I let them stay. The kitchen was more companionable with them there, the man somehow less exceptional. The rush of cold air that had surged in with them dissipated.
Rain drummed, shooting off the roof and hitting the ground in a solid sheet. Dusk fell, but no houses were lit down the hill. The electric poles were down. The only illumination was farther away, the faint light of the mill’s generator.
I knew I should check outside to make sure the drainage was still good beside the house. But first we needed food.

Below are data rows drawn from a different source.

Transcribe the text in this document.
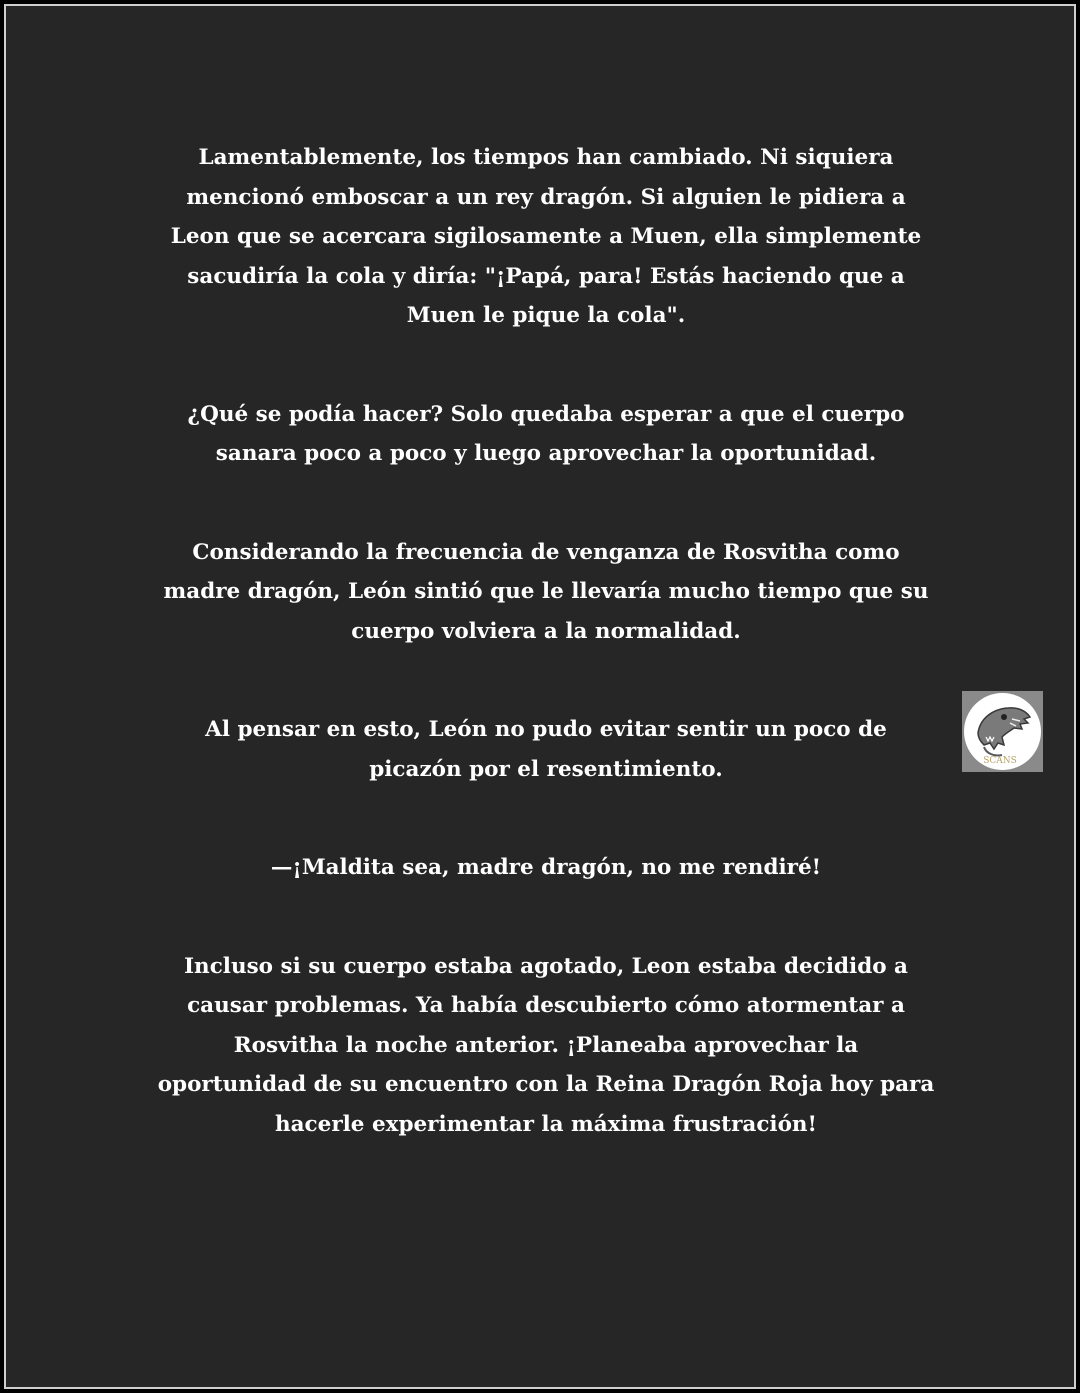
Lamentablemente, los tiempos han cambiado. Ni siquiera mencionó emboscar a un rey dragón. Si alguien le pidiera a Leon que se acercara sigilosamente a Muen, ella simplemente sacudiría la cola y diría: "¡Papá, para! Estás haciendo que a Muen le pique la cola".

¿Qué se podía hacer? Solo quedaba esperar a que el cuerpo sanara poco a poco y luego aprovechar la oportunidad.

Considerando la frecuencia de venganza de Rosvitha como madre dragón, León sintió que le llevaría mucho tiempo que su cuerpo volviera a la normalidad.

Al pensar en esto, León no pudo evitar sentir un poco de picazón por el resentimiento.

—¡Maldita sea, madre dragón, no me rendiré!

Incluso si su cuerpo estaba agotado, Leon estaba decidido a causar problemas. Ya había descubierto cómo atormentar a Rosvitha la noche anterior. ¡Planeaba aprovechar la oportunidad de su encuentro con la Reina Dragón Roja hoy para hacerle experimentar la máxima frustración!

SCANS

I lit a couple of lanterns, loaded the stove, and, stepping around the man, the cat, and the dog, I began to make some biscuits. While the biscuits baked, I went out to the front porch. Wind whipped the trees near the bank and slanted the rain nearly horizontal. But the runoff sluiced efficiently away from the house. A thin film of ice slicked the floorboards. Carefully, I hurried back inside, feeling oddly calm, aware of the man and how his position in relation to me changed as I moved through the house—behind me as I walked to the front door, ahead of me as I came back down the hall toward the warmth of the kitchen.
The man sighed as I took the biscuits out of the oven. A long, sweet-sounding sigh, but nothing else. He shifted inside the quilts and rolled onto his back. I was relieved to see that the blanket remained across his face.
He had to be hungry. I dragged the cat and the dog outside so I could feed the man in peace. Then I warmed some milk, and set it, the fresh biscuits, some jam, a thick slice of ham, and a bowl of canned peaches on a plate beside him and got down on the floor. I lifted the blanket away from his face again to see if he was awake.
It was hard to look at his face and hard to look away. The whorled scarring covered him—his scalp, temples, face, eyelids, and neck—as if his skin had recently been liquid, stirred by some cruel hand. His lips, though, were normal. Just thin. He had very small ears. All of his features were small and faint, his cheekbones wide, and his whole face flat the way some babies’ are. The way some Chinese and Japanese faces are. I had only seen black-and-white photographs, but the Japanese were called yellow. Were they really this strange a color? Was he a Japanese prisoner brought over after the bomb? I thought again of the woman in Frank’s photograph.